Please note the absence of dotted lines, as they coincide with the solid lines, because the ownership of an actor is the same of supervising it. An supervisor in rotor is also an actor. The supervising hierarchy is naturally formed (unlike in caf), and still there are no doubling of the hierarchy as in sobjectizer, where framework supplied managing units (cooperations) are intermixed with user supplied actors.

However, parent-child relation between supervisors upto v0.02 version was available only for boost-asio based supervisors... because each supervisor incorporated own strand, which was generated by root io_context. That way it was a mixture of execution controller and supervising; so the real picture was like:

rotor-v0.02.png

Nonetheless, it imposed the sequential execution context (strand) for every supervisor, while it not necessary was needed. Also, the supervising hierarchy was not available for other event-loops, because strand seems the boost-asio unique feature.

To solve the situation, the locality notion was introduced. Under the hood, it is plain const void* marker. By default, locality just a pointer to root supervisor, if two supervisors has the same locality, they are executed in the same (thread-safe) context. This makes it possible to have supervising trees in all supported event loops in rotor.

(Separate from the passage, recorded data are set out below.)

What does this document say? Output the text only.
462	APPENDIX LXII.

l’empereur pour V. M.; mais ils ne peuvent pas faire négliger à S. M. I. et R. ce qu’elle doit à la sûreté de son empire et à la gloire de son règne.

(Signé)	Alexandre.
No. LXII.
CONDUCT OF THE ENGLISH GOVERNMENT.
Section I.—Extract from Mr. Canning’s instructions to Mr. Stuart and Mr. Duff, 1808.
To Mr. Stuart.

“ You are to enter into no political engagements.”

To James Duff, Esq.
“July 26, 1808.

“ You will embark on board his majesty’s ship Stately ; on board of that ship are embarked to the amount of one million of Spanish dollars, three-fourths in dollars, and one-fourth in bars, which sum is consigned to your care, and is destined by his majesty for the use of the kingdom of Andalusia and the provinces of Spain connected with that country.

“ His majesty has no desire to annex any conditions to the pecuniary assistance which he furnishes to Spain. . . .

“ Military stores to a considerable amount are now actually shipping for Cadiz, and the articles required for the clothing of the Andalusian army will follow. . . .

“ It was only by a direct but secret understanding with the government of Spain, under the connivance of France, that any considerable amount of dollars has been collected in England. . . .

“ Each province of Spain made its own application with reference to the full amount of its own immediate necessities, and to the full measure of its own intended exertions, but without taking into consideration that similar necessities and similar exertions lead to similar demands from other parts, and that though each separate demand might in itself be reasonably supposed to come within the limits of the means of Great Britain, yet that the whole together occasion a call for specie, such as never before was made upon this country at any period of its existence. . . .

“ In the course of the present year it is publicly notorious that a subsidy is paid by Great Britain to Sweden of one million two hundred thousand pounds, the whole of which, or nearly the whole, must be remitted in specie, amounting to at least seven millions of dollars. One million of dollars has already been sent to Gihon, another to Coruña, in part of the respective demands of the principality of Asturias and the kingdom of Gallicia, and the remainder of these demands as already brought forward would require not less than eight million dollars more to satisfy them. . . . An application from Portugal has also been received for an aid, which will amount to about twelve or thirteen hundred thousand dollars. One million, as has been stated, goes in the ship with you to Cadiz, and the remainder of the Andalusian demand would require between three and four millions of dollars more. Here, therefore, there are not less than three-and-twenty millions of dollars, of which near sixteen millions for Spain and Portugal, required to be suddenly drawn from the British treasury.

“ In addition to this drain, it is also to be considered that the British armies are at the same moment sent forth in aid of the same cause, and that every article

How about boost-asio? locality here become a pointer to strand, making it possible to introduce executing context (implies supervising) on demand, i.e. something like this:

rotor-v0.03.png

Here supervisor_root, supervisor_1, supervisor_2 are executed on the context on one strand, while supervisor_2 has it's own strand.

This is available in rotor v0.03. (This led to API breaking changes, as now boost::asio supervisor takes strand shared pointer in config).

Rotor v0.03 messaging internals

Messaging in rotor done without private actor's message boxes unlike sobjectizer and caf. Every address (message delivery endpoint) is generated by a supervisor a reference to the supervisor is embedded into the address. So, during messages processing phase by each supervisor, it compared the reference in message destination address with the self (this), and if the match occurs the message was routed locally; otherwise the message was delivered for other supervisor for further (local) routing.

Since rotor v0.03 address object also embeds locality (const void*). If it matches to the locality of the supervisor, then the destination supervisor is taken from the address and the message is immediately locally routed in the context of the destination supervisor.

To make it possible, all supervisors with the same locality have to share the same queue of messages. The obvious way to achieve that is that child-supervisors with the same locality use root supervisor's messages queue.

In other words, a message is sent to locality, where all it's supervisors are peers entry points.